Updated

NEW YORK (AP) — John Gallego was pinned in pitch-dark debris, thinking he was about to die, after a giant construction crane crashed down on his apartment.

Though able to move only his head and left hand, he managed to wrest his cell phone from his pocket and call for help.

"Please help me!" he screamed to a 911 operator. "I'm under the ... building!"

The call was played as Gallego testified Wednesday at crane rigger William Rapetti's manslaughter trial, recounting the March 2008 disaster that killed seven people. Gallego, a clothing and electronics vendor originally from Caracas, Venezuela, was trapped in the rubble for about four hours before he was rescued.

The 200-foot-tall crane was being extended upward when it toppled onto a residential block in midtown Manhattan. Prosecutors say the rig fell because Rapetti did a poor job of securing it. His lawyer says Rapetti was careful and did nothing wrong.

Gallego had just gotten a cup of coffee and was sitting on his sofa when he heard metal crashing. He looked out a window and saw something hit the building behind his.

"When it hit the building, I just closed my eyes and just waited in there, couldn't do anything," Gallego, 33, told a judge Wednesday. Rapetti declined a jury trial.
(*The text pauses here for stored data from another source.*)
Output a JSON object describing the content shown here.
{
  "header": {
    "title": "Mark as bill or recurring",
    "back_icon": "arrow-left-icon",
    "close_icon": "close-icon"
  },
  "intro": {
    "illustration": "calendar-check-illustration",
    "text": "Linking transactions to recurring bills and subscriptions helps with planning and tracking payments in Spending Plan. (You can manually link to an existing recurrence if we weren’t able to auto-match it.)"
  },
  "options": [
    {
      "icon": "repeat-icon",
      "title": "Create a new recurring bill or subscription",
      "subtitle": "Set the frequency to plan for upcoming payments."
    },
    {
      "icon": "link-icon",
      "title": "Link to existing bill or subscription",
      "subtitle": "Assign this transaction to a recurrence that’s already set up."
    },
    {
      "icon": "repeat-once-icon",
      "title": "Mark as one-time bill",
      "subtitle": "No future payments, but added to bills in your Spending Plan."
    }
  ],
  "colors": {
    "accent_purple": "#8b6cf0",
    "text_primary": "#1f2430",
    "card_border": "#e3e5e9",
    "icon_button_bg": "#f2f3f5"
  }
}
"The next thing — it was so fast — I was under the rubble and thinking I was going to die, and I was buried alive," Gallego said.

Though terrified and in agony, stuck lying on his right side, he worked his phone free and called his girlfriend. He told her to call for help, called 911 himself and then took a call from a neighborhood friend who was able to rush the phone to an emergency worker.

Gallego nearly passed out at points from pain as rescuers worked to free him, he said.

"I don't think there's a way to describe it. There was a lot of pain," he said.

Gallego ultimately had five surgeries on his legs and still walks with a cane. He is suing Rapetti's company, Rapetti Rigging Services Inc., and others over the accident.

The collapse, one of the nation's deadliest crane accidents, killed six construction workers and a friend of Gallego's who was visiting from Hialeah, Fla. Two dozen other people were hurt.

Prosecutors, city building officials and the federal Occupational Safety and Health Administration attributed the collapse to the failure of four polyester straps Rapetti and his crew were using temporarily to secure a nearly six-ton piece of steel on the crane.

Rapetti used half the recommended number of straps, including one that was badly worn, and ignored requirements to pad the straps to keep them from fraying, prosecutors say.

Rapetti's lawyer, Arthur Aidala, says the rigger was scrupulous about safety, and the straps weren't to blame for the collapse. The crane was compromised by a host of decisions Rapetti had nothing to do with, such as the way it was set on the ground, he says.